Ger Loughnane says Clare hurling ‘in disarray’ in letter to county’s supporters

‘The gap between us and our main competitors is widening at a frightening rate’

Ger Loughnane has described Clare hurling as being "in disarray" and at risk of toppling "into irrelevance". In a letter issued on behalf of Club Clare, the 1995 and '97 All-Ireland-winning manager asks for support to "secure the future of hurling and camogie" in the county.

His comments come amid ongoing controversy concerning an earlier supporters’ club, which has been the subject of queries at county committee for lack of oversight.

Loughnane’s letter acknowledges the controversy. “I fully understand people’s suspicion of supporters clubs due to recent revelations but Club Clare is completely different. Club Clare has both structure and governance.”

The current club, which has no connection with the previous incarnation, is launching a fundraising drive and has also distributed a promotional video, featuring members of Loughnane's teams, including current manager Brian Lohan.


Loughnane’s letter recalled the “never to be forgotten September” in 2013 when Clare, under Davy Fitzgerald’s management, won the senior All-Ireland and the under-21s were also victorious.

Identifying the latter win as his personal highlight, Loughnane writes: “What made that victory so special was towards the end of the game, Clare youngsters of various ages, girls and boys, seemed to emerge from nowhere and begin lining the perimeter of the field, hurleys in hand, waiting for the game to end.

“There seemed to be thousands of them there and just as the final whistle sounded, they resembled a stream of locusts as they stormed onto the pitch, blotting out the Thurles turf.

“Looking on from the stand, I can still recall the joy I felt and the confidence I had that the future of Clare Hurling was secure. Two weeks later that future looked to be copperfastened when our young team brilliantly captured the MacCarthy Cup. That September we were the envy of every other hurling county in the land.

“Now, less than eight years later, we are in disarray, so much so that the gap between us and our main competitors is widening at a frightening rate. The big worry now is that this gap will develop into a chasm through which we will topple into hurling irrelevance.”
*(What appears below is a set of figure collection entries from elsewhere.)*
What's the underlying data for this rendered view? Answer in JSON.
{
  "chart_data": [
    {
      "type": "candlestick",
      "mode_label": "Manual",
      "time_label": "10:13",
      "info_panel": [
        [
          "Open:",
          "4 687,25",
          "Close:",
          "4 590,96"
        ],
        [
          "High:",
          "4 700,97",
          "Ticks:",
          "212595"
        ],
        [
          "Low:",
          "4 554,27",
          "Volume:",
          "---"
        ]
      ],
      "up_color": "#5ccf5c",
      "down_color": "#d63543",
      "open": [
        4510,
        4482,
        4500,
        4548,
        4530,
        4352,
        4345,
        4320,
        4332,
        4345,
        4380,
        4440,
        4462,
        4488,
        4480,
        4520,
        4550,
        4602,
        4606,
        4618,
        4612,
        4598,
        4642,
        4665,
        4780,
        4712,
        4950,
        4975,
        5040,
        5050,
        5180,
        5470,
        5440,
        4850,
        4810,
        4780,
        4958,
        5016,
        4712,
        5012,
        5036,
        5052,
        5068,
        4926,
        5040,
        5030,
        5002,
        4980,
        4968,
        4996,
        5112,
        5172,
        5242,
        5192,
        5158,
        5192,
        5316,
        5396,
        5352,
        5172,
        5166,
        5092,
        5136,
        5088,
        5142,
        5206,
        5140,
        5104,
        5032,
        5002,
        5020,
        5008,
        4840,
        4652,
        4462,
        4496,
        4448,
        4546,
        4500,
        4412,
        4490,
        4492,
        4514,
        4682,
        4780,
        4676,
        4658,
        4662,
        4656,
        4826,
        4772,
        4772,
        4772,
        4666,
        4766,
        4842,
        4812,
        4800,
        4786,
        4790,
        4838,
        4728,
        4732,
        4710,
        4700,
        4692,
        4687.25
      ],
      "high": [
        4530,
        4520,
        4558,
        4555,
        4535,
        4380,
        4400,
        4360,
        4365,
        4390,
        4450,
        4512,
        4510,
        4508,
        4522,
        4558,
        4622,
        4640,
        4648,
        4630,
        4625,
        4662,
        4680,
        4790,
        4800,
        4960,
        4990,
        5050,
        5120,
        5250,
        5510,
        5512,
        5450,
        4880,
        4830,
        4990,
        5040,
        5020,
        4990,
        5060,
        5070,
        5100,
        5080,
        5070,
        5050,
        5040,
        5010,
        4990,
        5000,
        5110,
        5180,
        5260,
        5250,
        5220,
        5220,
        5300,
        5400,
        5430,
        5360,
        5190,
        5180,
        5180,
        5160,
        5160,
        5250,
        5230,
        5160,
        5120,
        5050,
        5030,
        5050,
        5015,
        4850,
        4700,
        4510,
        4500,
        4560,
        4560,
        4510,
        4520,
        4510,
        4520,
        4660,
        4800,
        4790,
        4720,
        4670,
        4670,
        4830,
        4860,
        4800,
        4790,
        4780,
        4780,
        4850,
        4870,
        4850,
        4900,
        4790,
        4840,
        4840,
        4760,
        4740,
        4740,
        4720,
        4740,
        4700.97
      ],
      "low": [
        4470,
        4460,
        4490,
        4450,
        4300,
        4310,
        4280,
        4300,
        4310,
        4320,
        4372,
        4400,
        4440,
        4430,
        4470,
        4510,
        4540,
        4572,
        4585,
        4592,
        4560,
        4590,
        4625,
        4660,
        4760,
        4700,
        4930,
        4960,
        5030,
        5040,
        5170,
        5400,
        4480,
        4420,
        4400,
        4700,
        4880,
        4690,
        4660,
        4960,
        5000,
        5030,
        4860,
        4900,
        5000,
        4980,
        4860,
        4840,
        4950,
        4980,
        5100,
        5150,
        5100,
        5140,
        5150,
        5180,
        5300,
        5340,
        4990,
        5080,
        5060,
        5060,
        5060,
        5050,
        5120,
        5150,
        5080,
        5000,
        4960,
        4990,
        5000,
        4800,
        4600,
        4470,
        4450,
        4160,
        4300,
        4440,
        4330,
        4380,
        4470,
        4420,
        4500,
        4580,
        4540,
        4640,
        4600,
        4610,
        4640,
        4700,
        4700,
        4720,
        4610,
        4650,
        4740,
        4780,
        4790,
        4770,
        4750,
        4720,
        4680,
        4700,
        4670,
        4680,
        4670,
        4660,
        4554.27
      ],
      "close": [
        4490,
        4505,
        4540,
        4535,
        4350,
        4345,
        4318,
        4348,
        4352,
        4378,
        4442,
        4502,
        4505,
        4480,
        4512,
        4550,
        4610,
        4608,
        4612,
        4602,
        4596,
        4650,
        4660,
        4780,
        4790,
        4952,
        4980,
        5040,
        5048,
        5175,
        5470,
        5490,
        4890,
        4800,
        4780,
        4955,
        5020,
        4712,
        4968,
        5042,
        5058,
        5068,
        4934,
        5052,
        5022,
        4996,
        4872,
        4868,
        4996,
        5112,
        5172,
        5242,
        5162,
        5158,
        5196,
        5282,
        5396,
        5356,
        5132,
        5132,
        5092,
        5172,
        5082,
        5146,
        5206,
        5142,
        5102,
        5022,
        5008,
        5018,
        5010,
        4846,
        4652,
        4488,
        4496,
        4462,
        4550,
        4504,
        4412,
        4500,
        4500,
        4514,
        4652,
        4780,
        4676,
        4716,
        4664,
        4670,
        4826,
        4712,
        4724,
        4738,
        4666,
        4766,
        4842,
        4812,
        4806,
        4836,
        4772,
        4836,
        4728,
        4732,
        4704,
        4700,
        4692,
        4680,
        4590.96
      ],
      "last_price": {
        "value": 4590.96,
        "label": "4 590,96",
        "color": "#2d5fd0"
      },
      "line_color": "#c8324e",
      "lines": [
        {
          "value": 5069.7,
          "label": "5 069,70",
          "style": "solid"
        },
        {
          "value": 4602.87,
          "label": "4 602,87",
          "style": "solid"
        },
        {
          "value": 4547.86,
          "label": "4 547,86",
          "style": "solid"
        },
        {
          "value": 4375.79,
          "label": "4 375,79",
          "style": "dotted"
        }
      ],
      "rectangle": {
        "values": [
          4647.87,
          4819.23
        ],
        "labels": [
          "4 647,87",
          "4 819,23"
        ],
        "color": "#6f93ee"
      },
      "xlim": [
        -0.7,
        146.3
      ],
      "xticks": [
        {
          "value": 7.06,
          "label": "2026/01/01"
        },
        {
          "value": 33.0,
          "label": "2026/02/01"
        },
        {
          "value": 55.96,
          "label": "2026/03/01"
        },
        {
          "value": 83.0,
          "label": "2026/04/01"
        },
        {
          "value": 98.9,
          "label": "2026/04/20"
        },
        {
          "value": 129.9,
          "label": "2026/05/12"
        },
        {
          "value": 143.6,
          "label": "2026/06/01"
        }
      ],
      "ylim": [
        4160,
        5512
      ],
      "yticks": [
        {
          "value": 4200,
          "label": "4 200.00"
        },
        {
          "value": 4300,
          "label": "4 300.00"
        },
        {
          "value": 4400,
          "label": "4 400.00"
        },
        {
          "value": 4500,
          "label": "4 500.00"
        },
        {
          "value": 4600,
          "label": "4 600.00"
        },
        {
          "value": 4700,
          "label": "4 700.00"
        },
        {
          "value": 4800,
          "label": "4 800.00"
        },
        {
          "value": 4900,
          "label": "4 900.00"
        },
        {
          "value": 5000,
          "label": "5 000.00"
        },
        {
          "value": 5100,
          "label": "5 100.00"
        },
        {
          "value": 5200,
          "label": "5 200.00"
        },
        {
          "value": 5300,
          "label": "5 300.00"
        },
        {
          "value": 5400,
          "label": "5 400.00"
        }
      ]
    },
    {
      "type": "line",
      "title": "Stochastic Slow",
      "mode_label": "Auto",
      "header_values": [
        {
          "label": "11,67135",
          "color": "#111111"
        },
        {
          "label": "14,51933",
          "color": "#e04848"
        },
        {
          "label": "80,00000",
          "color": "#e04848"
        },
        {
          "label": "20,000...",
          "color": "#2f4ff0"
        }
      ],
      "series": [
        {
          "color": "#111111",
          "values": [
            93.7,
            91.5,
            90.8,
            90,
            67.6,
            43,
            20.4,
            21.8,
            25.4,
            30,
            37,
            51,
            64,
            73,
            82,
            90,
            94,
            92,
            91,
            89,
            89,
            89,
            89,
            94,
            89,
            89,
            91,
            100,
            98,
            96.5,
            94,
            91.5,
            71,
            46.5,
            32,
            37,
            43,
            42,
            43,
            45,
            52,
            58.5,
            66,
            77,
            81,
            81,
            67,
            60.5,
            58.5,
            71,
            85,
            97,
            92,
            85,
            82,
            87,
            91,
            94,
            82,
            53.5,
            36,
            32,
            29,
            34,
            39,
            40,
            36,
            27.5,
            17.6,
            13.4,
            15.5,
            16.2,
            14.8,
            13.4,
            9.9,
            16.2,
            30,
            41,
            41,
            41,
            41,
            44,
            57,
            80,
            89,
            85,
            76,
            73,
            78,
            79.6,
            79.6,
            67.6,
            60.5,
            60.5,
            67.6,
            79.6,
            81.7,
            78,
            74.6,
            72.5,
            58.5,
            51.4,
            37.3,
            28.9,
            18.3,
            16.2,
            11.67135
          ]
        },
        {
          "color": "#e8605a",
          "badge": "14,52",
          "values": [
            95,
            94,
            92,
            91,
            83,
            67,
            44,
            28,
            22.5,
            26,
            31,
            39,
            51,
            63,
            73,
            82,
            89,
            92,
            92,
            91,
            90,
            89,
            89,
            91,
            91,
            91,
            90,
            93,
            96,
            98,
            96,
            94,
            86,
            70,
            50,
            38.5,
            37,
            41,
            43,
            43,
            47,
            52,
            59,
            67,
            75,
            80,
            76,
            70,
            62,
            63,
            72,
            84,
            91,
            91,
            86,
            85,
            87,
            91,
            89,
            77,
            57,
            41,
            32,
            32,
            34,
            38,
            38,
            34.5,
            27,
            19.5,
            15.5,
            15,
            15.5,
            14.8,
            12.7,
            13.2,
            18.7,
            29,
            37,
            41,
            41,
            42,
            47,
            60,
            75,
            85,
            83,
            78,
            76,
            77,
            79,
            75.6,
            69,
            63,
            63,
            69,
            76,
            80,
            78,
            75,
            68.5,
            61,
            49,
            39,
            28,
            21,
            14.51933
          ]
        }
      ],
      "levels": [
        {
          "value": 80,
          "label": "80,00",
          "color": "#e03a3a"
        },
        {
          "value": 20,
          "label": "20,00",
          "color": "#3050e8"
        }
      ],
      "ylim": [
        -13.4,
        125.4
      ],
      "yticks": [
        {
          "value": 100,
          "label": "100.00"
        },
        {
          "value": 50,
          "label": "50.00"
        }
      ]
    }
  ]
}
Loughnane goes on to encourage membership of the support group, which costs €50 or €100 for a family.

“I urge you to give Club Clare a chance, give it one year of your support and I am certain that your confidence will be restored.

“It is in time of crisis that we are all most tested and the fact that, in these trying times, such quality people have put their heads above the parapet and are prepared to give the much-needed leadership, gives me hope once again for the future. But they need the help of all of us. I urge you to give them that help.

“Join Club Clare, even if it is just for one year. I have already done so. Through all our efforts, we will secure the future of hurling and camogie in Clare and we will again have glorious days when the Banner will be flying high, as it did in those unforgettable days in the past.”